If we're being very pedantic this issue applies with almost all programs, not just ones involving numbers. Real programs run on an actual machine always have a finite bound on the amount of memory they can use, which stops them from actually being able to solve problems of arbitrary size, and thus technically makes their "real" complexity degenerate. But analysing a string-processing algorithm as-if the strings could be unbounded still produces useful knowledge because programmers are simply used to thinking about strings as variable-sized with operations on them taking time dependent on the size of the string.
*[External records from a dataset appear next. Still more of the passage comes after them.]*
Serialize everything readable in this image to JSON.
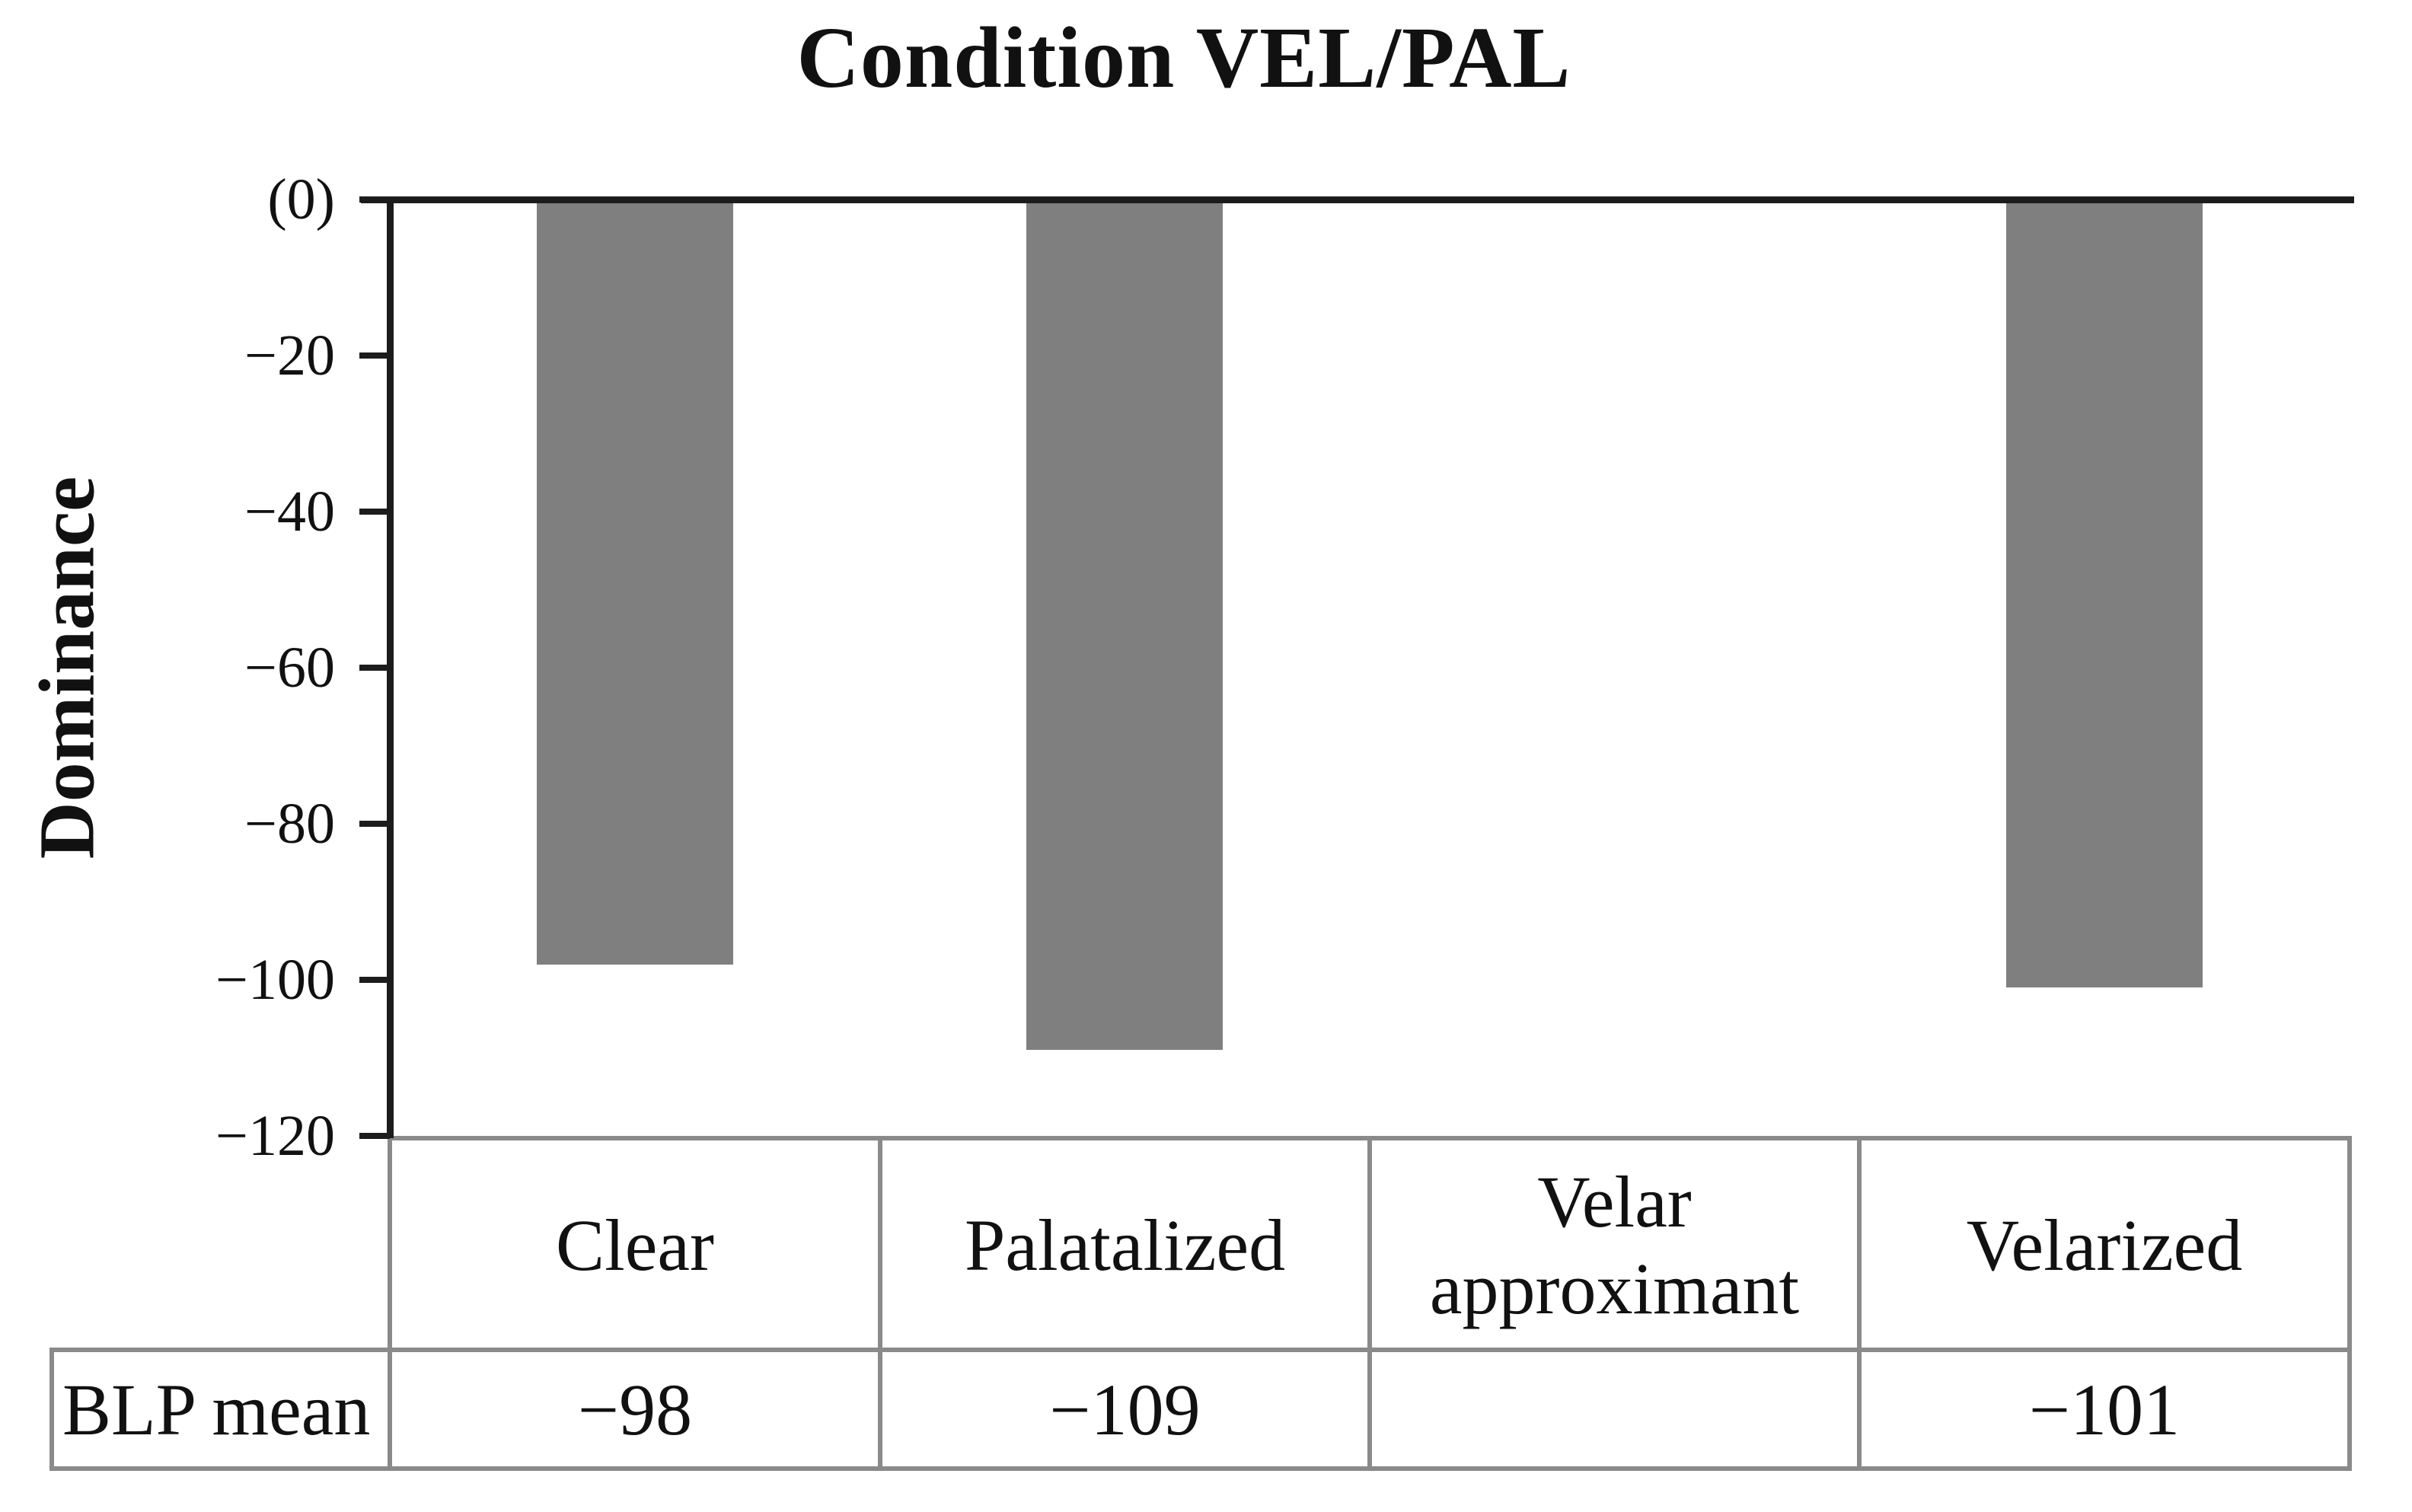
{
  "figure": {
    "title": "Condition VEL/PAL",
    "y_axis": {
      "label": "Dominance",
      "tick_labels": [
        "(0)",
        "−20",
        "−40",
        "−60",
        "−80",
        "−100",
        "−120"
      ]
    },
    "table": {
      "row_header": "BLP mean",
      "columns": [
        {
          "label": "Clear",
          "value": "−98"
        },
        {
          "label": "Palatalized",
          "value": "−109"
        },
        {
          "label": "Velar approximant",
          "value": ""
        },
        {
          "label": "Velarized",
          "value": "−101"
        }
      ]
    }
  },
  "chart_data": {
    "type": "bar",
    "title": "Condition VEL/PAL",
    "xlabel": "",
    "ylabel": "Dominance",
    "categories": [
      "Clear",
      "Palatalized",
      "Velar approximant",
      "Velarized"
    ],
    "series": [
      {
        "name": "BLP mean",
        "values": [
          -98,
          -109,
          null,
          -101
        ]
      }
    ],
    "ylim": [
      -120,
      0
    ],
    "ytick_values": [
      0,
      -20,
      -40,
      -60,
      -80,
      -100,
      -120
    ],
    "bar_color": "#7f7f7f",
    "axis_color": "#1c1c1c",
    "table_border_color": "#8a8a8a",
    "grid": false,
    "legend_position": "none"
  }
}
The point where the big-oh bound takes over and dominates any lower-order term (that can be larger for small inputs) tends to in practice occur at small enough magnitudes that it's still well within the scale of inputs that actually occur, and so it produces useful results to take the classifications we get from analysing idealised infinite-capacity algorithms and applying them to algorithms that will run on real machines implemented in real programming languages.
But if you're processing numbers and only accepting numbers with a finite bound, you need to do a different analysis with different assumptions than standard basic complexity analysis. Giving your runtime bound in terms of the magnitude of the input rather than the size of its representation and assuming basic operations are constant time can produce quite reasonable results for a working programmer; they would be technically wrong as general statements for infinite problems requiring unbounded input, but if that's not what you actually want to analyse it doesn't necessarily matter much.
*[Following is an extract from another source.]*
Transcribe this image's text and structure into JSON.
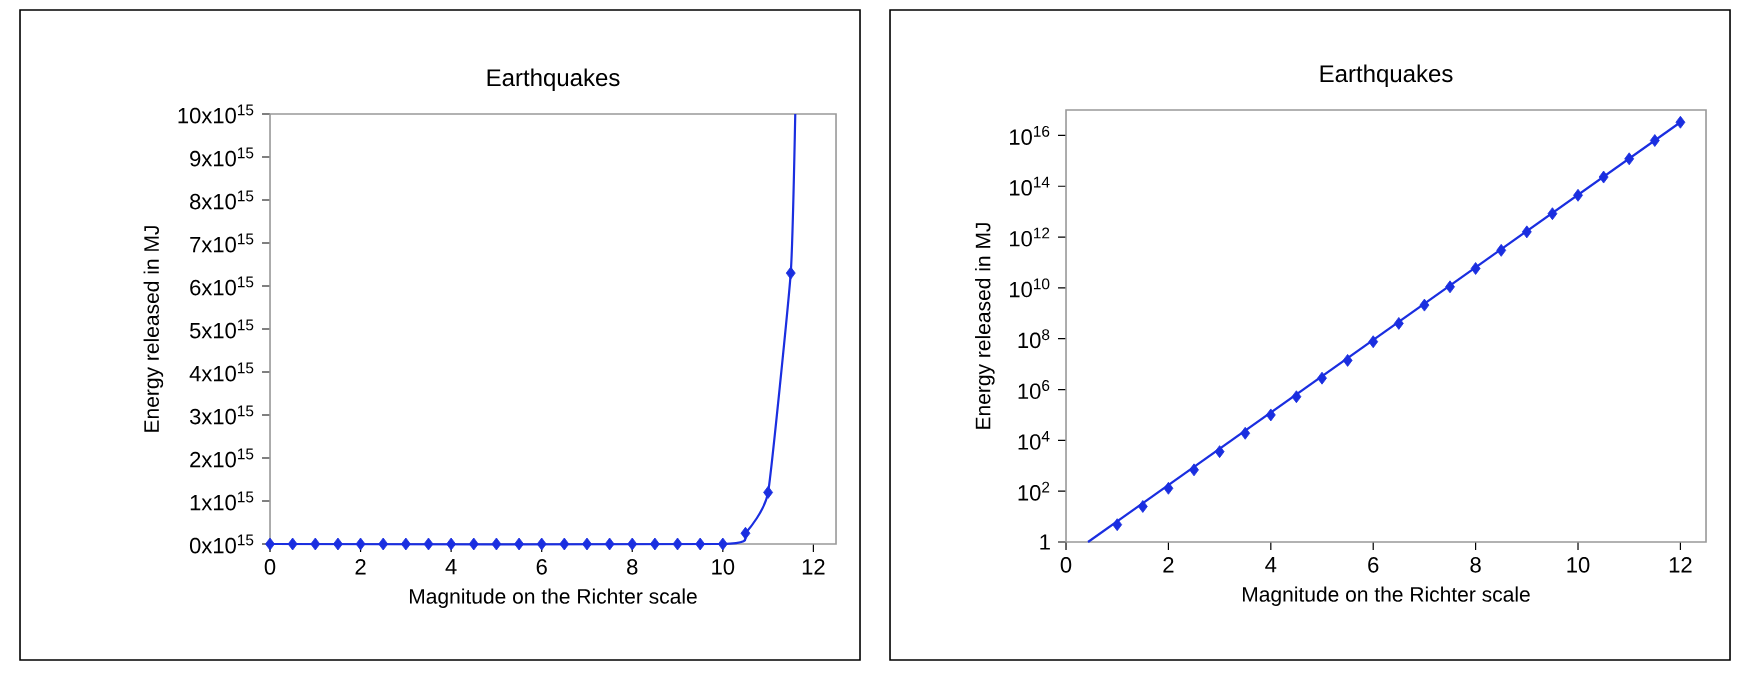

1 If we're being properly rigorous we really should, as Caleb's answer points out, explicitly consider and state what variable we're actually using in the expression we're using to bound the input. It doesn't have to be the size of the input but that's usually the "default", especially in informal discussions like those that tend to be made by programmers rather than academics.
There's also some subtleties in what quantity is actually being bounded by the big-oh expression too. For example most programmers with any exposure to complexity theory have heard of the idea that an optimal comparison-based sorting algorithm has time complexity $O(n \cdot \log n)$. But what is often missed is that this bound is abstracting over the actual size of the items being sorted and the time it takes to compare them. This is not a bound on the total number of operations in running the sorting algorithm. $n$ in this expression is the number of items to be sorted, and the quantity being bounded is the number of comparisions that will be needed (regardless of the number of operations it takes to compare two items).